Perceiving Cairo

Photo: Adeola Amure, with permission for the CLC

It was the golden swirls of dust clinging to the buildings scattering the skyline that I loved. The swirls that danced around the edges of apartment blocks, office towers and storefronts, picking up people's lives as they went. The ash of cigarettes lying on the road, the clouds of sand forming at the feet of children stood by a kiosk: everything joined those swirls. They symbolised, to me, the entirety of this place I was coming to know. It was an imperfect symbol, but, for my heart at least, good enough.

It fascinated me, just how little it had changed. Not just in appearance, but in sentiment, in spirit. That same desire to survive permeated its surface, seeping into the roots and across the foundations of the hard ground it stood on. It lay all around, etched into the mind of the city itself, emanating life to those selling goods on the roadside, the shopkeepers, the drivers, the clerks. It felt real and unreal, dry and hot, alive and rich.

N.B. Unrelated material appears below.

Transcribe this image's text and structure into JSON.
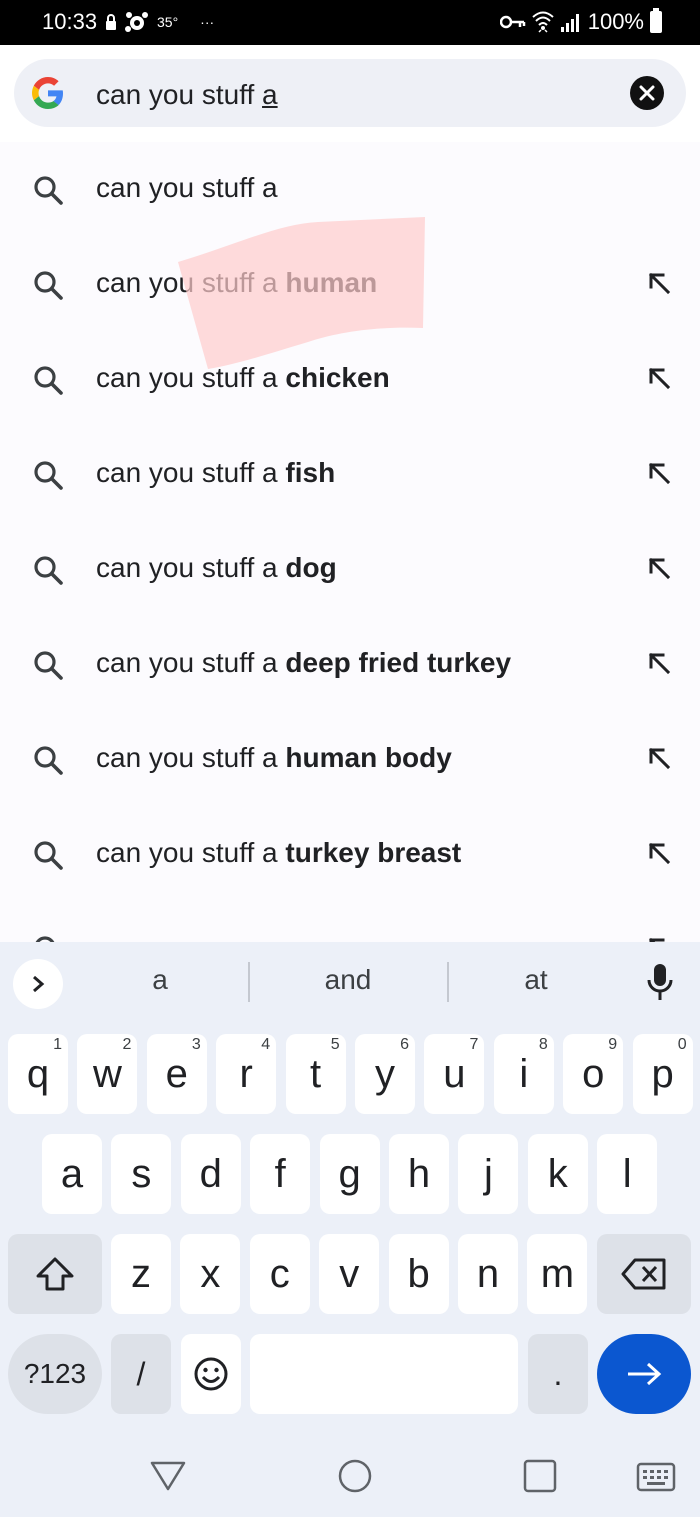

Of the thousands, millions of experiences one could have, it seemed as though Cairo itself had already hand-picked little moments for me. Immediately, it stood out: what I would be compelled to observe, to confront, how I would draw from my experiences, what I would write about. It all seemed predetermined. As I started to interpret the city around me, its story unfolded into a hundred pages, offering itself up for me to consume.

I saw ripples of waves formed by the heat on the surface of roads as we drove from one place to the next. I noticed many things in those Uber rides with their determined drivers, dusty cars and bumpy roads. The wind would whip and blow my hair back and forth as we sped along the motorway, and I would look out the window because I knew there would always be something to see. It was there in the eyes of the woman crossing the street between the speeding, unrelenting cars, in the rise and fall of a street dog’s ribs, in the group of men gathered, laughing, cigarettes slipping between their fingers. There was always something. I loved travelling around that city. I loved being able to observe. It planted in me a feeling, one that told me I could really get to know Cairo. It lured me in, made the city indispensable to me.

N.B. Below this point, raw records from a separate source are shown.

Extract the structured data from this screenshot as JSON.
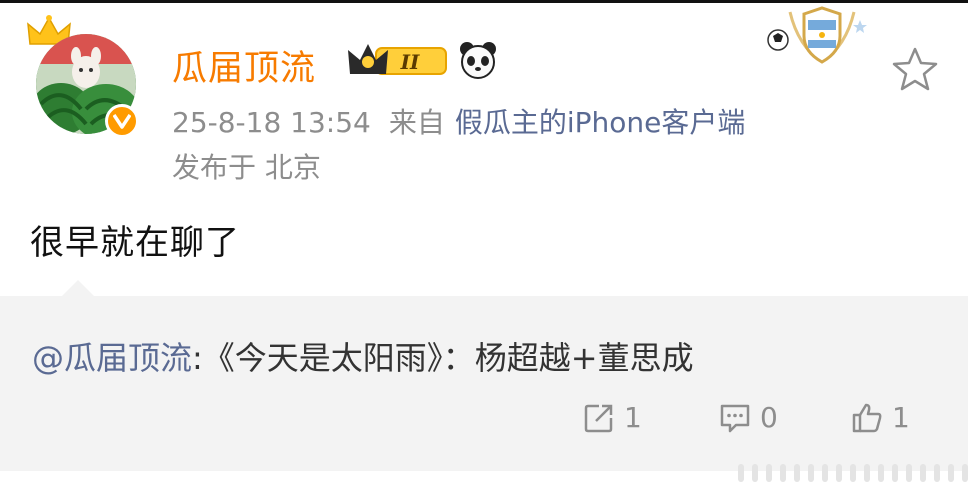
{
  "post": {
    "username": "瓜届顶流",
    "level_badge": "II",
    "time": "25-8-18 13:54",
    "source_label": "来自",
    "source": "假瓜主的iPhone客户端",
    "location": "发布于 北京",
    "text": "很早就在聊了"
  },
  "quote": {
    "mention": "@瓜届顶流",
    "body": ":《今天是太阳雨》：杨超越+董思成"
  },
  "actions": {
    "share_count": "1",
    "comment_count": "0",
    "like_count": "1"
  },
  "icons": {
    "avatar": "watermelon-avatar",
    "verified": "vip-v-icon",
    "level": "crown-level-icon",
    "panda": "panda-icon",
    "honor": "argentina-shield-icon",
    "favorite": "star-icon",
    "share": "share-icon",
    "comment": "comment-icon",
    "like": "thumbs-up-icon"
  },
  "colors": {
    "username": "#f77b00",
    "link": "#5a6a93",
    "meta": "#8d8d8d",
    "quote_bg": "#f3f3f3"
  }
}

Going back to Cairo made me wonder how much I had grown since I was last there. That childlike way of experiencing the city had gone, but it had been replaced by something just as passive, a soft haze covering my eyes and clouding my view. A softness that coated the harsh edges of a storied city, presenting me with a rose-tinted version. Yet, in the new way I looked at Cairo, there was something distinct from my childhood, something more purposeful. 

After so many years there is still a certain fondness I feel for Cairo, although I find it challenging to pinpoint the origin of this sentiment. Fragmented childhood memories surface to offer an answer but it would be unjust to claim my fascination as simply nostalgia for my upbringing. My love of Cairo is more thrilling, more emotional. It is a fixation forming part of an attempt to understand myself, and the reflections of that self I see in the city.

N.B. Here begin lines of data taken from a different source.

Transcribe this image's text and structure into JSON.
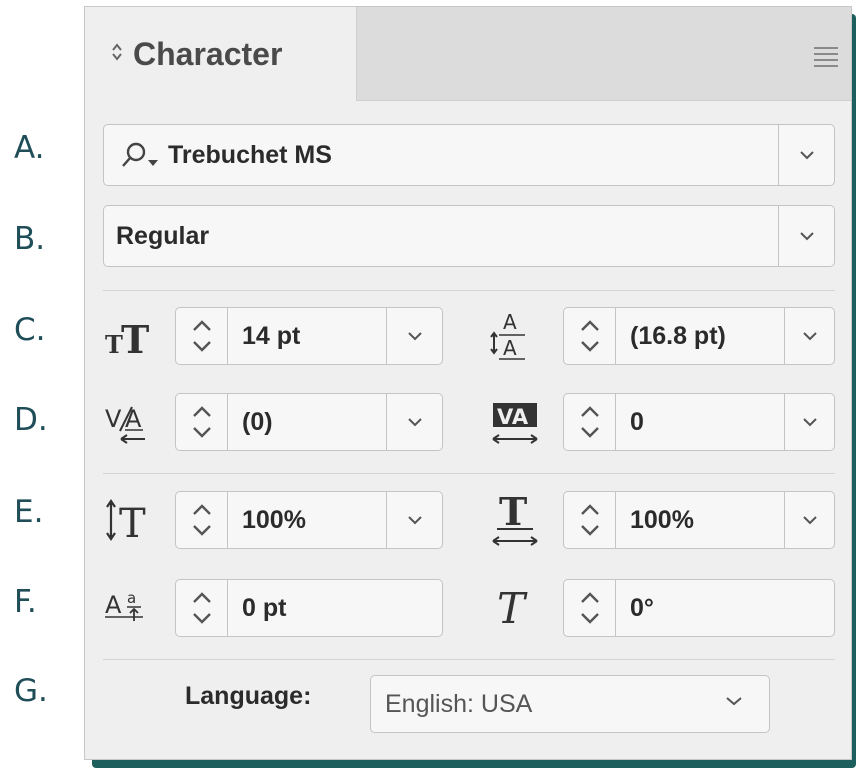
{
  "panel": {
    "title": "Character"
  },
  "annotations": [
    "A.",
    "B.",
    "C.",
    "D.",
    "E.",
    "F.",
    "G."
  ],
  "font_family": {
    "value": "Trebuchet MS"
  },
  "font_style": {
    "value": "Regular"
  },
  "font_size": {
    "value": "14 pt",
    "icon": "font-size-icon"
  },
  "leading": {
    "value": "(16.8 pt)",
    "icon": "leading-icon"
  },
  "kerning": {
    "value": "(0)",
    "icon": "kerning-icon"
  },
  "tracking": {
    "value": "0",
    "icon": "tracking-icon"
  },
  "vertical_scale": {
    "value": "100%",
    "icon": "vertical-scale-icon"
  },
  "horizontal_scale": {
    "value": "100%",
    "icon": "horizontal-scale-icon"
  },
  "baseline_shift": {
    "value": "0 pt",
    "icon": "baseline-shift-icon"
  },
  "skew": {
    "value": "0°",
    "icon": "skew-icon"
  },
  "language": {
    "label": "Language:",
    "value": "English: USA"
  },
  "colors": {
    "panel_bg": "#efefef",
    "shadow": "#1c5f5c",
    "annotation_text": "#1f4e58"
  }
}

I like looking back now at the photos I took while on that trip. I took quite a few. Pulling out my little camera, snapping fragments of people's busy lives whenever I got the chance. Although, I hesitated at times to capture what I saw. I did not know what it was exactly that I feared, but I realise now that I was afraid of being perceived. I felt I would shatter the idyllic frame I had built around Cairo, that one glance of my subject beyond the camera into the lens of my eye would cause me to question what exactly I was doing there.  I feared they would see me for what I was, and what exactly that was, at the time I did not know.

But I see now what it was. That privileged presumption granted only to a foreigner, one who believes they can capture the essence of the places they visit in the pictures they take and words they write, understanding the city’s depths from the surfaces they inhabit. It is that privilege that let me return to the city and the will to break past that barrier will undoubtedly and uncontrollably keep bringing me back.

Cairo gifted me moments of realisation. It gifted me moments of understanding and belonging, however faint they may have been. I know there will always be a special place in my heart for Cairo. I would not and could not have it any other way. I only wish I get the chance to unravel the tight layers the city wrapped around me, revealing what really lies within it and, by extension, within me.